Other Transformer Variants:
Differential Transformer
Introduced in a 2024 paper from Microsoft. The main motivation is that attention scores have a lot of noise. So if we have two subnetworks calculating attention, subtracting one from the other would act as subtracting random noise from information induced with noise. This helps control the attention scores and logits (outliers are of lesser magnitude). This is said to improve convergence. We discussed this in great detail in one of our other blogs on substack, check it out.
- Even though attention units, each attention head is half the dimension as original, so the number of paramters, activations and KVCache requirement is the same as that of GQA.
nGPT
Introduced in a 2024 paper from NVIDIA. The main idea is, if normalisation layers are so important to the performance of deep networks and LLMs, why not make normalistion mathemtically implicit to the network. Given this assumption, at every step, we try to make sure we’re interacting with normalized vectors and only normalised vectors are passed on after every step.

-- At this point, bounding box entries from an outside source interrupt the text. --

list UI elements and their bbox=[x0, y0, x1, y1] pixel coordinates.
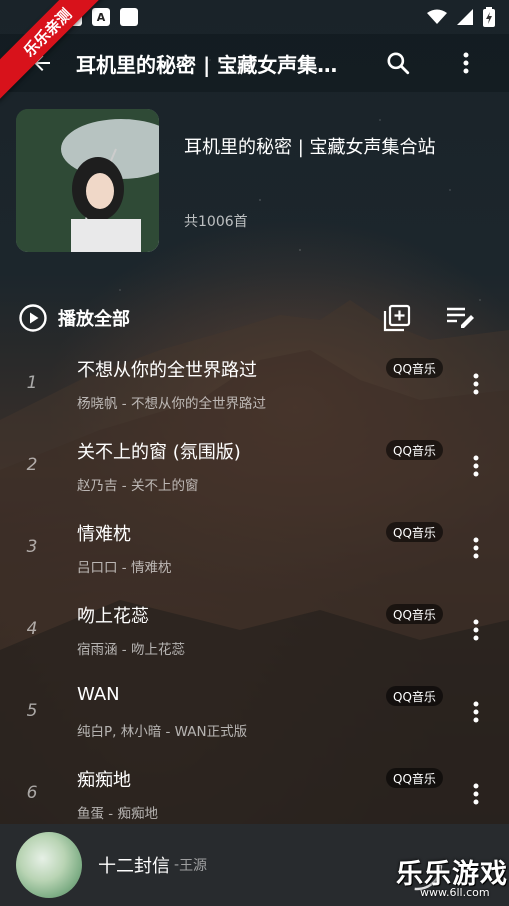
play-circle-icon[interactable] bbox=[18, 303, 48, 333]
more-vertical-icon bbox=[473, 619, 479, 641]
song-title: 情难枕 bbox=[77, 524, 131, 545]
more-vertical-icon bbox=[473, 455, 479, 477]
song-index: 5 bbox=[26, 701, 38, 721]
search-button[interactable] bbox=[378, 43, 418, 83]
song-source-badge: QQ音乐 bbox=[386, 768, 443, 788]
song-row[interactable]: 6 痴痴地 鱼蛋 - 痴痴地 QQ音乐 bbox=[0, 752, 509, 834]
more-vertical-icon bbox=[473, 537, 479, 559]
song-index: 6 bbox=[26, 783, 38, 803]
actions-row: 播放全部 bbox=[0, 296, 509, 340]
song-title: 关不上的窗 (氛围版) bbox=[77, 442, 241, 463]
song-index: 1 bbox=[26, 373, 38, 393]
song-artist-album: 宿雨涵 - 吻上花蕊 bbox=[77, 642, 185, 658]
library-add-icon bbox=[383, 304, 411, 332]
toolbar-title: 耳机里的秘密 | 宝藏女声集… bbox=[76, 52, 338, 77]
song-title: WAN bbox=[77, 684, 120, 705]
battery-icon bbox=[483, 7, 495, 27]
song-source-badge: QQ音乐 bbox=[386, 686, 443, 706]
cover-image-icon bbox=[16, 109, 159, 252]
signal-icon bbox=[457, 9, 473, 25]
song-source-badge: QQ音乐 bbox=[386, 604, 443, 624]
song-list: 1 不想从你的全世界路过 杨晓帆 - 不想从你的全世界路过 QQ音乐 2 关不上… bbox=[0, 342, 509, 834]
song-index: 4 bbox=[26, 619, 38, 639]
song-title: 吻上花蕊 bbox=[77, 606, 149, 627]
square-icon bbox=[120, 8, 138, 26]
song-more-button[interactable] bbox=[462, 366, 490, 402]
playlist-edit-icon bbox=[447, 307, 474, 328]
song-index: 2 bbox=[26, 455, 38, 475]
song-more-button[interactable] bbox=[462, 694, 490, 730]
song-row[interactable]: 2 关不上的窗 (氛围版) 赵乃吉 - 关不上的窗 QQ音乐 bbox=[0, 424, 509, 506]
player-artist: 王源 bbox=[179, 858, 208, 874]
edit-playlist-button[interactable] bbox=[441, 298, 481, 338]
song-title: 不想从你的全世界路过 bbox=[77, 360, 257, 381]
playlist-cover bbox=[16, 109, 159, 252]
song-artist-album: 杨晓帆 - 不想从你的全世界路过 bbox=[77, 396, 266, 412]
watermark-url: www.6ll.com bbox=[420, 886, 490, 899]
song-row[interactable]: 5 WAN 纯白P, 林小暗 - WAN正式版 QQ音乐 bbox=[0, 670, 509, 752]
toolbar: 耳机里的秘密 | 宝藏女声集… bbox=[0, 34, 509, 92]
search-icon bbox=[387, 52, 410, 75]
track-count: 共1006首 bbox=[184, 214, 248, 230]
song-more-button[interactable] bbox=[462, 612, 490, 648]
song-row[interactable]: 1 不想从你的全世界路过 杨晓帆 - 不想从你的全世界路过 QQ音乐 bbox=[0, 342, 509, 424]
song-source-badge: QQ音乐 bbox=[386, 440, 443, 460]
more-vertical-icon bbox=[463, 52, 469, 74]
wifi-icon bbox=[427, 9, 447, 24]
more-vertical-icon bbox=[473, 783, 479, 805]
song-artist-album: 吕口口 - 情难枕 bbox=[77, 560, 172, 576]
song-index: 3 bbox=[26, 537, 38, 557]
playlist-title: 耳机里的秘密 | 宝藏女声集合站 bbox=[184, 137, 436, 158]
song-more-button[interactable] bbox=[462, 530, 490, 566]
song-source-badge: QQ音乐 bbox=[386, 522, 443, 542]
add-to-playlist-button[interactable] bbox=[377, 298, 417, 338]
more-vertical-icon bbox=[473, 373, 479, 395]
a-icon: A bbox=[92, 8, 110, 26]
song-more-button[interactable] bbox=[462, 448, 490, 484]
song-row[interactable]: 3 情难枕 吕口口 - 情难枕 QQ音乐 bbox=[0, 506, 509, 588]
song-artist-album: 赵乃吉 - 关不上的窗 bbox=[77, 478, 199, 494]
player-song-title: 十二封信 bbox=[98, 856, 170, 877]
song-title: 痴痴地 bbox=[77, 770, 131, 791]
song-artist-album: 纯白P, 林小暗 - WAN正式版 bbox=[77, 724, 248, 740]
player-cover-image[interactable] bbox=[16, 832, 82, 898]
play-all-button[interactable]: 播放全部 bbox=[58, 305, 130, 331]
song-row[interactable]: 4 吻上花蕊 宿雨涵 - 吻上花蕊 QQ音乐 bbox=[0, 588, 509, 670]
more-vertical-icon bbox=[473, 701, 479, 723]
song-artist-album: 鱼蛋 - 痴痴地 bbox=[77, 806, 158, 822]
song-source-badge: QQ音乐 bbox=[386, 358, 443, 378]
song-more-button[interactable] bbox=[462, 776, 490, 812]
more-options-button[interactable] bbox=[446, 43, 486, 83]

This too is said to improve convergence. We discussed this in great detail in one of our other blogs on substack, check it out.
- Apart from more normalisations there isn’t much that would meaningfully contribute to parameters or activations or KVCache as compared to GQA.
Results and Findings
So now that the introductions are out of the way, the burning question is do the changes contribute to any meaningful differences in the final performance of the models?
Well the answer is nuanced. Let’s see how they stack up.
Train losses on wikipedia dataset
I started with a model that has 16
layers, with a hidden size of 1536
. The MHA variant had 16
attention heads (hence 16 key value heads) while the GQA variant had 4
key value heads. The MLP block had an intermediate size of 2048
. I used GPT2 tokenizer from NeelNanda which is modified to treat numbers as individual tokens.
Looks like nGPT outperforms the rest by a decent margin on a 100k sample of the wikipedia dataset
Train losses on minipile dataset
On the minipile dataset which is approximately 10x larger than the wiki data, I saw that there isn’t much to choose between MLA, MHA, GQA and DiffAttention. Which is great since GQA uses 4x less keys and values resulting in 4x less KVCache. Surprisingly, nGPT’s losses seem to go down as low as 0.2 when the others hover around 3. I tried to repeat the experiement multiple times with multiple configs only to find a similar loss curve. I also checked validation loss for all the models, they look very similar to train loss curves so there isn’t much value in plotting those. We will have to look into why this is the case but it definitely is fascinating.
Conclusion
All in all, GQA offers a very good alternative to MHA, sometimes even outperforming it while also using 4-8x less space for KVCache. MLA builds upon that by compressing the Keys and values even further. Turns out, this also acts as regularisation. Normalisation is the king of all. Given that normalisation is a key component in deep learning, it is no surprise that making it explicit for every operation. This opens up new paths to LLM training. We will explore the down stream capabilities of the models in a future write up. Until then, Ciao.